Monday, January 11, 2010

Pastor Mac and Biblical Hermeneutics

The pews were slowly filling with parishioners on a bright sunny Sunday at the little white clad Methodist church on the hill outside town in rural America. It is 2021, and Pastor Mac was to preach his first sermon to this dwindling community of worshipers. The video projector screen buzzed as it was lowered behind the empty pulpit and the speakers hissed as the new sound system came on.

Pastor Mac was getting ready.

Outside, as people chatted while making their way to the entrance, their smart phones buzzed and twinkled and played tunes to alert them that the service was about to begin and a copy of the bulletin downloaded over the wifi was available for them. The screen now fully extended, a breath taking scene in HD video turned the flat white screen into a virtual cathedral and thunderous choral music came from the sound system.

Pastor Mac was almost ready.

Everdale Methodist was a small church from the turn of the previous century that survived the tide of time and numerous ugly church splits to become one of the first rural churches to receive a technology upgrade package from District. The turnout today was higher then normal, folks were curious about their new Pastor after having been without a full time leader in years. Rumors had it he was older than the last one but not too old for the younger of the flock and he was highly educated but at the same time very modest and a likable warm spirited man. His voice was said to be a cross between Billy Graham and Berle Ives. A soothing low tone easy to listen to and yet piercing enough at the right moments in his exegesis to keep those heavy eyelids from closing.

With a wisp of white hair and tanned slightly wrinkled skin and warm smile, Pastor Mac faded in from the cathedral background on the screen and began his greetings. His image was being sent from the District computing center cloud via the internet. Pastor Mac was one of the new virtual Pastors.

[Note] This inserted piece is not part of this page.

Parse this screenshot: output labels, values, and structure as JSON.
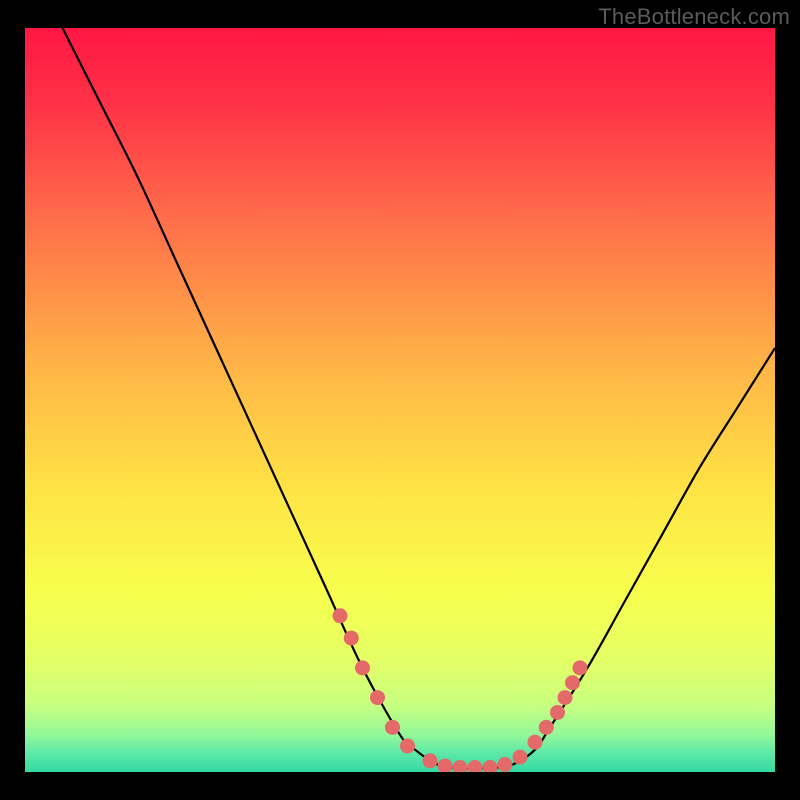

Pastor Mac was in reality an Avatar of a new software package called iPreacher. Years ago, seminaries had made use of the science of hermeneutics, AI software and the Cloud to create a virtual Pastor. Why not? If hermeneutics could codify and interpret scripture with mechanical precision and computers could run the software that follow those rules, it was a small step to just replace the Preacher with a program. People would get pure, unadulterated doctrine straight from the Bible, without human fallibility. Gone would be the days of church splits over doctrine, interpretation or heresies. iPreacher would be the image of the Apostles morphed into a singular personage. He could be tailored to meet the needs of widely varying congregations with a web page that allowed drag and drop features to be selected on the ordering form. A survey of the congregations educational backgrounds and interests would be used to construct a template of 'his' sermons for relevancy. The District saw all these advantages.